The excerpt McCann read Tuesday evening was its Irish debut. Using a deliberately fractured narrative, the novel explores the world of conflict inhabited by two fathers, Palestinian, Bassam Aramin, and Israeli, Rami Elhanan, each reeling from the loss of a daughter to violence in the West Bank. In his reading, McCann chose passages that introduced us to his main characters, two real men whose lives were forever fractured and left bereft by violence, but somehow brought together by their shared loss.
Sharp, rich, and at times darkly humorous, McCann’s reading showed us two very different families with a mutual struggle to shape a kind of normalcy amidst an unsettling amalgam of domesticity and violence.
In the question and answer session after the reading, moderator Mary Morrissy, Associate Director of Creative Writing, asked a pertinent and topical question: does the writer (in this case a white male Irish/American writer) have the right to attempt to tackle the Palestinian/Israeli conflict in a novel?
McCann’s response was thoughtful and measured. “I think this idea of cultural appropriation and talking about it is fantastic and it’s so friggin’ necessary and there’s so much errant cultural appropriation going on that I salute those people that are calling it out. And I think it’s really kind of fantastic that they are calling it out. And another part of me also thinks that you have to be honest. When you enter a subject, it has to be full of absolute honesty and rather than appropriating from a culture, you’re celebrating a culture. Rather than looking down on a culture, you’re asking yourself, can you be allowed into a culture?
“This stuff is not easy; this stuff is contradictory; this stuff contains multitudes. It just strikes me that so much of what we do nowadays is one answer, whereas there are a number of different truths going on at once and one of the things we have to do at a university level and a personal level is to hold contradictory ideas in the palms of our hands at the same time.
“I have a complicated relationship with the idea of cultural appropriation and yet I will stand by my novel. And I do think people will take a whack at it. In fact, some people have. You’re not Israeli. How dare you? You’re not Palestinian. How dare you? But it is our story and the way we relate to others becomes a portrait of ourselves.”
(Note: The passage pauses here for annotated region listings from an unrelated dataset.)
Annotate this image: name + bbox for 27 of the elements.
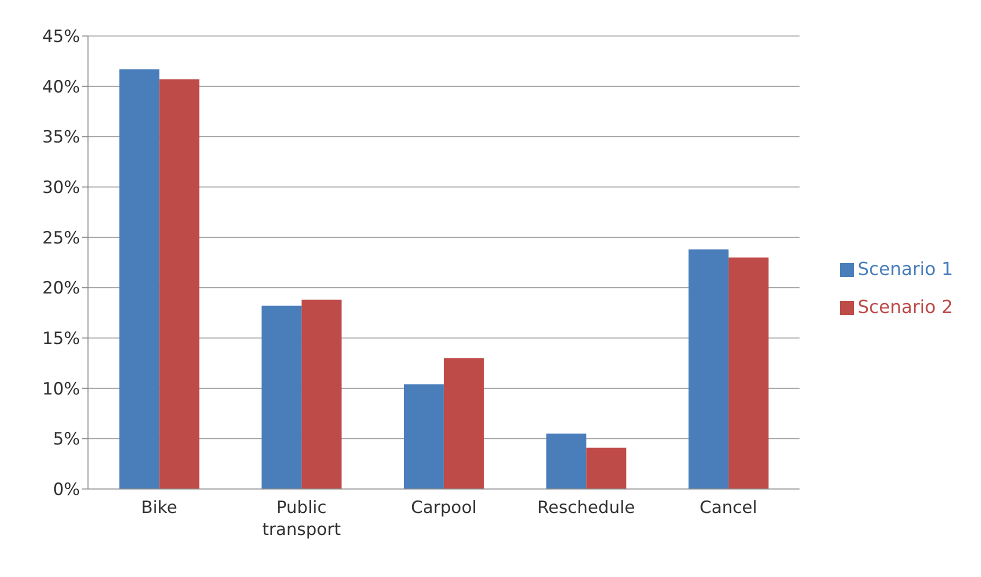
y-tick-label: 5% [53, 430, 80, 450]
y-tick-label: 30% [42, 178, 80, 198]
bar [444, 358, 484, 489]
x-tick-label: Reschedule [537, 498, 635, 518]
bar [262, 306, 302, 489]
legend-label: Scenario 2 [858, 296, 953, 318]
bar [688, 249, 729, 489]
bar [302, 300, 342, 489]
y-tick-label: 35% [42, 128, 80, 148]
bar [159, 79, 200, 489]
y-tick-label: 20% [42, 278, 80, 299]
y-tick-label: 25% [42, 228, 80, 248]
y-tick-label: 45% [42, 27, 80, 48]
bar [546, 434, 586, 489]
y-tick-label: 15% [42, 329, 80, 350]
x-tick-label: Public transport [262, 498, 342, 540]
bar [728, 257, 769, 489]
y-tick-label: 0% [53, 480, 80, 500]
y-tick-label: 10% [42, 379, 80, 400]
x-tick-label: Cancel [700, 498, 758, 518]
bar [586, 448, 626, 489]
legend-label: Scenario 1 [858, 258, 953, 280]
x-tick-label: Carpool [410, 498, 477, 518]
bar [404, 384, 444, 489]
y-tick-label: 40% [42, 77, 80, 98]
x-tick-label: Bike [141, 498, 178, 518]
bar [119, 69, 160, 489]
Morrissy asked another difficult but important topical question: what do you think writing is for?
McCann responded, “I personally think writing is for change. I think writing is to throw people off their comfortable balance. I think writing is to disrupt. I think writing is to get in there and make people think differently or allow people to think differently. I think writing is social. I think writing is about action. I think all these things. And yet, on the other hand, I also know that writing, for someone else, can be just a very beautiful act of creating something like a poem or a paragraph or a whole novel that is just about the human spirit in itself. So I would not say that a writer has to be any one thing.”
McCann used the example of writers Emily Dickinson and Walt Whitman, contemporaries of each other. Where Dickinson wrote inside the mind, Whitman wrote outside the body but both created beautiful and vibrant work.
McCann’s reading and thoughtful responses to questions were rich with empathy. To us, his audience in the West Wing, he communicated a clear desire as a writer to be a kind of facilitator for seemingly disparate people to find common ground and understanding. He said, “I know my purpose, my own peculiar purpose [as a writer], is to use stories and storytelling to disrupt what’s going on and ask people, including myself and my kids and whoever else happens to be around, to question the narrative as it’s been given to us and maybe turn things around.”